Disclosure of Invention
The invention aims to provide a novel composite yeast freeze-drying protective agent which can effectively protect yeast in the freezing process and improve the survival rate of the yeast.
The technical scheme adopted by the invention is as follows:
a composite yeast freeze-drying protective agent is formed by compounding plant-derived beta-glucan, gamma-polyglutamic acid and mannitol.
Further, the freeze-drying protective agent comprises the following components in parts by mass: 6-7 parts of beta-glucan, 0.1-0.2 part of gamma-polyglutamic acid and 1-1.3 parts of mannitol.
Preferably, the freeze-drying protective agent comprises the following components in parts by mass: 6.56 parts of beta-glucan, 0.15 part of gamma-polyglutamic acid and 1.15 parts of mannitol.
The plant-derived beta-glucan is preferably oat beta-glucan and/or barley beta-glucan.
The yeast is preferably Saccharomyces cerevisiae.

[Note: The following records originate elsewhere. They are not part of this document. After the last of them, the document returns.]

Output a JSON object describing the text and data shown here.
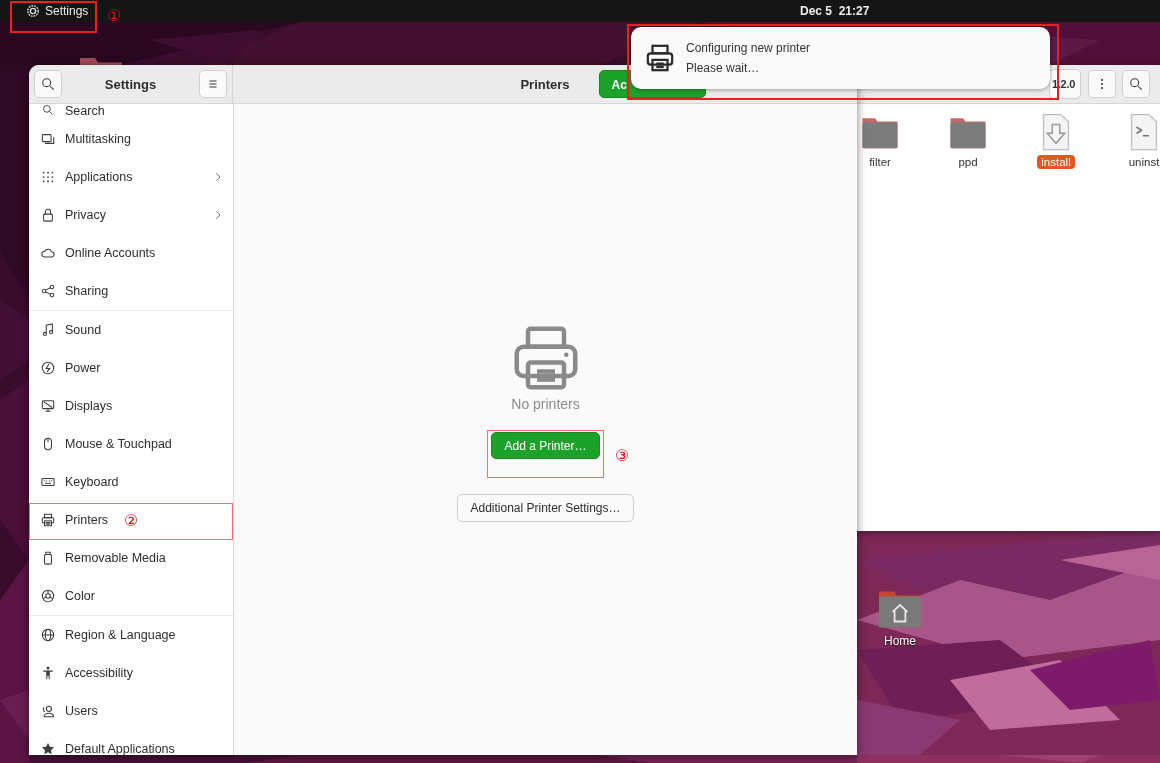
{
  "top_bar": {
    "app_menu": "Settings",
    "clock": "Dec 5  21:27"
  },
  "settings_window": {
    "title": "Settings",
    "page_title": "Printers",
    "header_button": "Ac",
    "sidebar": {
      "groups": [
        [
          {
            "label": "Search",
            "selected": false,
            "has_submenu": false
          },
          {
            "label": "Multitasking",
            "selected": false,
            "has_submenu": false
          },
          {
            "label": "Applications",
            "selected": false,
            "has_submenu": true
          },
          {
            "label": "Privacy",
            "selected": false,
            "has_submenu": true
          },
          {
            "label": "Online Accounts",
            "selected": false,
            "has_submenu": false
          },
          {
            "label": "Sharing",
            "selected": false,
            "has_submenu": false
          }
        ],
        [
          {
            "label": "Sound",
            "selected": false,
            "has_submenu": false
          },
          {
            "label": "Power",
            "selected": false,
            "has_submenu": false
          },
          {
            "label": "Displays",
            "selected": false,
            "has_submenu": false
          },
          {
            "label": "Mouse & Touchpad",
            "selected": false,
            "has_submenu": false
          },
          {
            "label": "Keyboard",
            "selected": false,
            "has_submenu": false
          },
          {
            "label": "Printers",
            "selected": false,
            "has_submenu": false
          },
          {
            "label": "Removable Media",
            "selected": false,
            "has_submenu": false
          },
          {
            "label": "Color",
            "selected": false,
            "has_submenu": false
          }
        ],
        [
          {
            "label": "Region & Language",
            "selected": false,
            "has_submenu": false
          },
          {
            "label": "Accessibility",
            "selected": false,
            "has_submenu": false
          },
          {
            "label": "Users",
            "selected": false,
            "has_submenu": false
          },
          {
            "label": "Default Applications",
            "selected": false,
            "has_submenu": false
          }
        ]
      ]
    },
    "empty_state": {
      "text": "No printers",
      "add_button": "Add a Printer…",
      "settings_button": "Additional Printer Settings…"
    }
  },
  "files_window": {
    "path_segment": "1.2.0",
    "items": [
      {
        "name": "filter",
        "kind": "folder",
        "selected": false
      },
      {
        "name": "ppd",
        "kind": "folder",
        "selected": false
      },
      {
        "name": "install",
        "kind": "installer",
        "selected": true
      },
      {
        "name": "uninst",
        "kind": "script",
        "selected": false
      }
    ]
  },
  "notification": {
    "title": "Configuring new printer",
    "body": "Please wait…"
  },
  "desktop_icons": [
    {
      "name": "Home",
      "kind": "home-folder"
    }
  ],
  "callouts": [
    "①",
    "②",
    "③"
  ]
}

According to the invention, the research shows that the addition of the beta-glucan can maintain the stability of a yeast cell membrane, improve the activity of antioxidant enzyme in the yeast cell and increase the content of intracellular trehalose, so that the survival rate of the yeast cell is improved. Gamma-polyglutamic acid as a macromolecular compound can protect cells in a "wrapping" manner, mannitol as a small molecule protects proteins from aggregation mainly by forming an amorphous structure, which promotes protein stabilization. The macromolecular compound can protect cells and promote the effect of the small molecular compound on the cells. However, it should be noted that when the mannitol content is higher than a certain value, the formed crystal structure has no protective effect on the protein, and even promotes the destruction of the cells by water molecules.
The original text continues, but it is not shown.